La commissaire à la concurrence Mme Neelie Kroes s’était rendue à la Commission des affaires juridiques du Parlement européen, le 29 novembre dernier, pour un débat sur la déréglementation des services professionnels. À cette occasion, elle avait pris position ouvertement en faveur de l’ouverture à la concurrence des professions juridiques.
À la suite de cette déclaration, le parlement européen a pris une résolution relative "aux professions juridiques et à l’intérêt général relatif au fonctionnement des systèmes juridiques".
Dans cette résolution, les députés estiment, face aux volontés de la Commission d’ouvrir les professions juridiques réglementées à la libre concurrence sur le marché intérieur, que toute réforme de ces professions a "des conséquences de grande portée, qui vont au-delà du droit de la concurrence et touchent au domaine de la liberté, de la sécurité et de la justice et, plus généralement, à la protection de l’état de droit".
Le Parlement rappelle que le devoir qu’ont les membres des professions en cause de maintenir leur indépendance, d’éviter les conflits d’intérêts et de respecter la confidentialité avec le client sont "particulièrement mis en péril, d’une part, lorsqu’ils sont autorisés à exercer leur profession dans une organisation qui permet à des professionnels extérieurs aux professions juridiques de contrôler les affaires de ladite organisation, ou de participer à leur contrôle, par voie d’investissements financiers ou par d’autres moyens ou, d’autre part, dans le cas de partenariats multidisciplinaires avec des professionnels qui ne sont pas tenus par des obligations professionnelles équivalentes". La résolution insiste sur l’importance de l’éthique et du maintien de la confidentialité par les professionnels, "au bénéfice de leurs clients et de la société en général et pour protéger l’intérêt commun".
La résolution souligne que chaque type d’activité d’un organisme professionnel doit être examinée séparément et, concernant les notaires, les députés affirment que la délégation partielle de l’autorité de l’État est un élément premier inhérent à l’exercice de cette profession, qu’elle est pratiquée sur une base régulière et représente un volet majeur de l’activité, raisons pour lesquelles l’article 45 du Traité (qui exempte les activités participants, même à titre occasionnel, à l’exercice de l’autorité public des impératifs liés au droit d’établissement) devrait s’appliquer "intégralement" à la profession.
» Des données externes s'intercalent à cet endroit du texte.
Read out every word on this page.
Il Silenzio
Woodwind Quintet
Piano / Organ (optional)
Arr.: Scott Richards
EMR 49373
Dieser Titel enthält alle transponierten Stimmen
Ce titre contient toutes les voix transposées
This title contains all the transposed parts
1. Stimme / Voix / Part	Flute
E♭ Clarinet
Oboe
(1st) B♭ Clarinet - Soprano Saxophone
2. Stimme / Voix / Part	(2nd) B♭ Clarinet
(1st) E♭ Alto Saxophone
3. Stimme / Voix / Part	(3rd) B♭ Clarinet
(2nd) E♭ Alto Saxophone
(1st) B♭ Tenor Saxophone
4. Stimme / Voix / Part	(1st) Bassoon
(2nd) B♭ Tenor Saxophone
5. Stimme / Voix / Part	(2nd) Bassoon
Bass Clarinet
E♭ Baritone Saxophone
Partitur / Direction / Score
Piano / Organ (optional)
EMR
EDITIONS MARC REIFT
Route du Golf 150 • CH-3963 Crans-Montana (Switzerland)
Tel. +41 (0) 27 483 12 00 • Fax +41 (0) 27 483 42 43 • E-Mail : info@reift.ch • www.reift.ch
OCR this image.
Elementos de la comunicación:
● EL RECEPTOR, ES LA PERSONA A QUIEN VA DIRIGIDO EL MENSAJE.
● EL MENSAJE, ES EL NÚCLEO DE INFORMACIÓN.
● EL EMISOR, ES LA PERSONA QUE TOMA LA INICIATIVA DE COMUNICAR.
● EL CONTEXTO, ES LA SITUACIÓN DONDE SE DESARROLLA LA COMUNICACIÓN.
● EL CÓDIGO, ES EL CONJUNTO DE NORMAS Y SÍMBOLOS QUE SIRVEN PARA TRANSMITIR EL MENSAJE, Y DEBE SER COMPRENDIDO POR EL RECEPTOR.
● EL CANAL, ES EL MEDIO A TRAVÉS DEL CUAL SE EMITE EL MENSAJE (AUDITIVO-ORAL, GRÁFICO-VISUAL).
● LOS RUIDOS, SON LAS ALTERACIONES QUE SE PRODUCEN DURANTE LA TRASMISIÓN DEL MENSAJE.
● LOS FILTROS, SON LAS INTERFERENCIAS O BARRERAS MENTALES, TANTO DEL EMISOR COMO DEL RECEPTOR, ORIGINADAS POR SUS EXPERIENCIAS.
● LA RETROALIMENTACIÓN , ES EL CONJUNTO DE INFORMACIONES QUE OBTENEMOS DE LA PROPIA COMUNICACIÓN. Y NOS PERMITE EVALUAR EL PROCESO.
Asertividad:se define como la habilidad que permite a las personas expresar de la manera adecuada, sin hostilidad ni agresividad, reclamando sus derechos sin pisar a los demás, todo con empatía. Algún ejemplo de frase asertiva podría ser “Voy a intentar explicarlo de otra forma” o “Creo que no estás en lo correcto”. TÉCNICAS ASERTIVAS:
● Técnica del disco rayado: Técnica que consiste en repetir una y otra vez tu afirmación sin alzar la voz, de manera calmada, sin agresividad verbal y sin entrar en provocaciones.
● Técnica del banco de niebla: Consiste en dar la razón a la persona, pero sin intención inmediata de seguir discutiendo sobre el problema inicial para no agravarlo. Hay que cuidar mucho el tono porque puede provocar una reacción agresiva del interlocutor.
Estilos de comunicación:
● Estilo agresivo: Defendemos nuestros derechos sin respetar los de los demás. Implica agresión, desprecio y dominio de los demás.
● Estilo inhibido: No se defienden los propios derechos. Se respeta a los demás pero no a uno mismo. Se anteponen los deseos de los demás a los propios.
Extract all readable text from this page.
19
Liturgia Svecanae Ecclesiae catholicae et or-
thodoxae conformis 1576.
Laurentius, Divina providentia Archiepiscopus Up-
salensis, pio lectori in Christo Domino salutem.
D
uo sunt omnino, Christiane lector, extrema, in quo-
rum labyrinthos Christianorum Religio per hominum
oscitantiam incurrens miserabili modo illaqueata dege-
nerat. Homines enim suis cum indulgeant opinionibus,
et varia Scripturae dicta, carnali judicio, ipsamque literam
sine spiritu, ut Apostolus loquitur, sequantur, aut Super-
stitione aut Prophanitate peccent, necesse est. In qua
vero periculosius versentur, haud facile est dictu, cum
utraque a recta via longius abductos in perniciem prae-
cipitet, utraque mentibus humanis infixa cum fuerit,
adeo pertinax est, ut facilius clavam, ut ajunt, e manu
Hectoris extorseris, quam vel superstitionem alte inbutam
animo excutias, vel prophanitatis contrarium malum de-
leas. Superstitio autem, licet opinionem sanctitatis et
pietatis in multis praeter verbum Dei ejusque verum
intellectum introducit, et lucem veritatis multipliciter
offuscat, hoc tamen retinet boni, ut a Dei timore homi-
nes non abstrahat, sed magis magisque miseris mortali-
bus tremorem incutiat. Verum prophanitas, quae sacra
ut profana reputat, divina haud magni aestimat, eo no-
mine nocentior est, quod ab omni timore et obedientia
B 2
De manière plus générale, le Parlement invite la Commission à tenir compte du "rôle spécifique que les professions juridiques jouent dans une société d’État de droit", et à procéder à une analyse approfondie du fonctionnement des marchés des services juridiques. Plus directement encore, il est recommandé à la Commission de ne pas appliquer le droit communautaire de la concurrence à des questions qui, dans le cadre constitutionnel de l’Union européenne, restent du ressort des États membres, telles que l’accès à la justice.
Sur la question précise des barèmes d’honoraires et tarifications obligatoires applicables par les professions juridiques, même pour des services extrajudiciaires, le Parlement européen estime qu’ils ne sont pas contraires à la libre concurrence, à condition que leur adoption soit justifiée par le souci de répondre à un intérêt public légitime, et que les États membres surveillent activement la participation des acteurs privés au processus décisionnel. Les députés avancent en outre que le Traité et le droit dérivé prévoient en outre l’application du principe du pays de destination à ces barèmes.
Pour parvenir à l’objectif d’ouverture des marchés, les députés préfèrent que les organisations professionnelles établissent par elles-mêmes, au niveau européen, des codes de conduite comportant des règles en matière d’organisation, de qualifications, de déontologie, de surveillance, de responsabilité et de communications, propres à offrir toutes garanties au consommateur final de services juridiques.